I closed the file and then like some automaton wrote my letter of resignation and placed the original and the copies in separate envelopes. Picking up the folder containing the transcript, I walked out of my office for the last time, leaving behind the keepsakes I had come for. At my boss’s secretary’s desk, I placed one envelope in the tray marked ‘for permanent filing’. I knocked on the Colonel’s door and entered. I saluted and stood at attention after he had invited me in. He read my letter without comment and then when I half expected him to say that resigning was against regulations, he reached across his desk and shook my hand. He wished me all the best and then stood to attention and saluted me. I returned the salute and turned on my heel and marched out as I had been initially trained to do.
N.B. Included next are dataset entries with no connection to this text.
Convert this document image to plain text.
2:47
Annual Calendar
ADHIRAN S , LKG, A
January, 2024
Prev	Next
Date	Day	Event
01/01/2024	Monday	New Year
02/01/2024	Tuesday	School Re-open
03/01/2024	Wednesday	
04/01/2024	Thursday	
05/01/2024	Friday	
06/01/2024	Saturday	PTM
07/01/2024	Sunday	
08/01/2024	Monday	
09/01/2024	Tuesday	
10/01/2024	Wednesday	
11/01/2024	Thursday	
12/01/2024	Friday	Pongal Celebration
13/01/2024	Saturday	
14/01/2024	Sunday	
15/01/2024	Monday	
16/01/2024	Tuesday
The lift up to the top floor seemed to travel very slowly. I walked right by the Group Captain’s secretary, knocked on the door and went straight in. I offered no salute to the surprised man sitting at his desk speaking on the phone. He immediately told the person on the other end of the line that he would call him back. I threw the folder on his desk. He looked down at it and then up at me. He quickly scanned the contents and began an explanation that I didn’t want to hear, “The defence force needs to know what the politicians are thinking so we can plan ahead and…….” His voice trailed off when I threw my resignation letter on his desk as well. He opened it, read it and then looked up at me.

I hadn’t uttered a word up until that point. There was no need to. I had rehearsed what I was going to say. I was prepared to ignore my father’s advice to not do what he did. My father’s words of resignation were repeated again to a senior officer some twenty-seven years later.